U.S military just demonstrated the U-2 Spyplane acting as a linking craft, for connecting with an F-22 Raptor mid-flight.
The Spyplane performed as a data translator for an F-22 Raptor so it could communicate with an F-35, which happened for the first time. Previously, an F-22’s communication set could only translate data coming in from another F-22, however, using the Spyplane, the military for the first time demonstrated how fifth-generation fighters are sharing data with each other effectively.
The project Hydra test was conducted by Lockheed Martin Skunk Works for testing the communication performance of the Spyplane, other parties included in the test were US Missile Defense Agency and the US Air Force where an F-22 successfully connected with five F-35 Lightning IIs.
Since its launch in 2005, the F-22 Raptor has proved to be one of the most advanced fighters in the fleet, however, it lacked good communication, unless it was with another F-22. This made the Raptor’s pilots to communicate with other fighters through old-fashioned voice radio calls, which didn’t prove as effective.
Such an advanced fighter not equipped with the right communication set? You must be thinking of it as an engineering fault, which I’d likely tell you that it isn’t, rather is a case of clashing requirements. The F-22 is designed to be stealthy, hence, Intra-Flight Data Link (radio transmitter) is needed to communicate with the super-fast aircraft.
An interesting catch with the F-22s communication is that it could receive radio signals coming from the standard systems used by US and NATO. However, it couldn’t do the same when it comes to transmit the signals back with the same efficacy, making that it cannot communicate back to other fighter aircrafts. An F-35, packing a similar downside that it could not communicate back with an F-22, uses Multifunction Advanced Data Link to establish communication effectively. MADL was supposed to be pre-installed in an F-22 but was cancelled due to the systems pricey setup.
Communication between the next-gen fighter jets is as crucial as their speed. The military conducted Project Hydra in attempts to create an effective link between the aircrafts. The program will make use of Open Systems Gateway payload equipped in a high-flying U-2 Spyplane for translating and relaying data between the F-22s and F-35s, assisting would be the units on the ground over a Tactical Targeting Network Terminal link. Moreover, it also sends target tracks to fighters’ avionics and pilot screens.

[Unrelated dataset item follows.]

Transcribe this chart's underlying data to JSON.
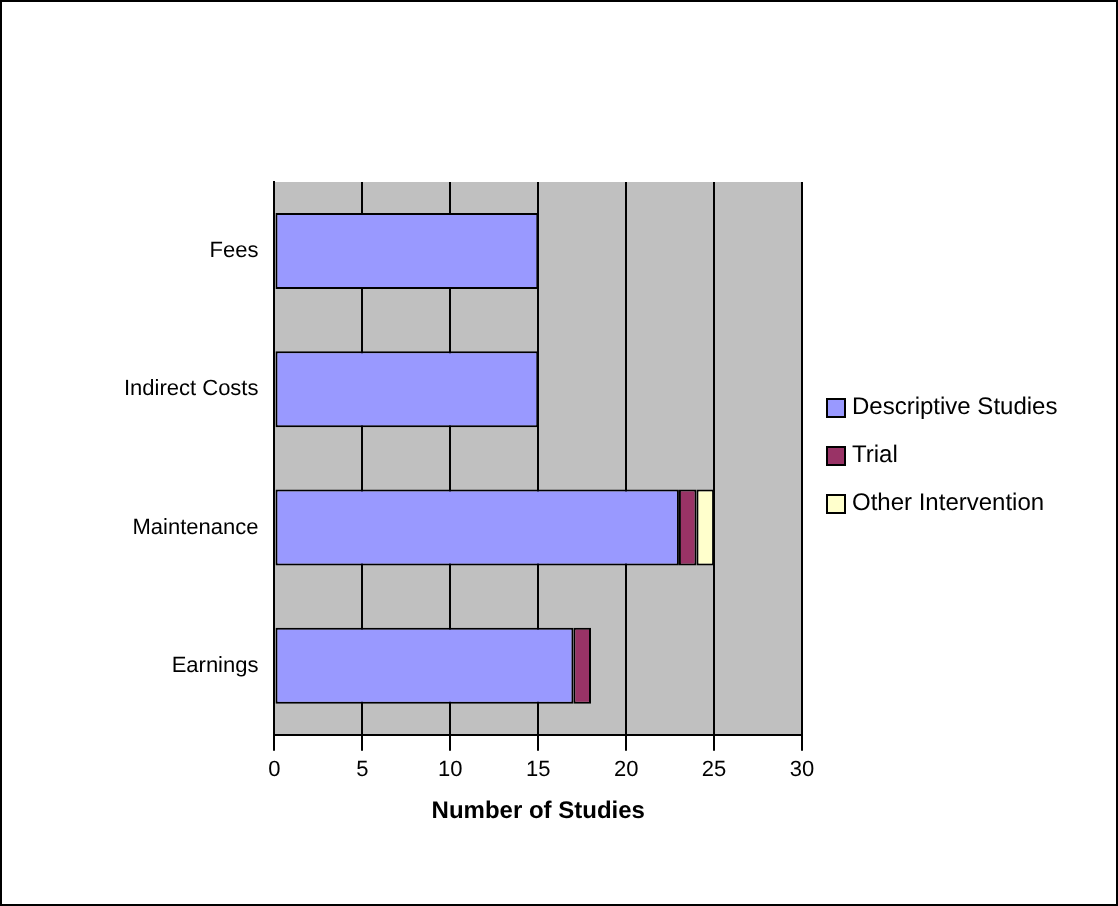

“Project Hydra marks the first time that bi-directional communications were established between 5th Generation aircraft in-flight, while also sharing operational and sensor data down to ground operators for real-time capability,” said Jeff Babione, vice president, Lockheed Martin Skunk Works. “This next-level connectivity reduces the data-to-decision timeline from minutes to seconds, which is critical in fighting today’s adversaries and advanced threats.”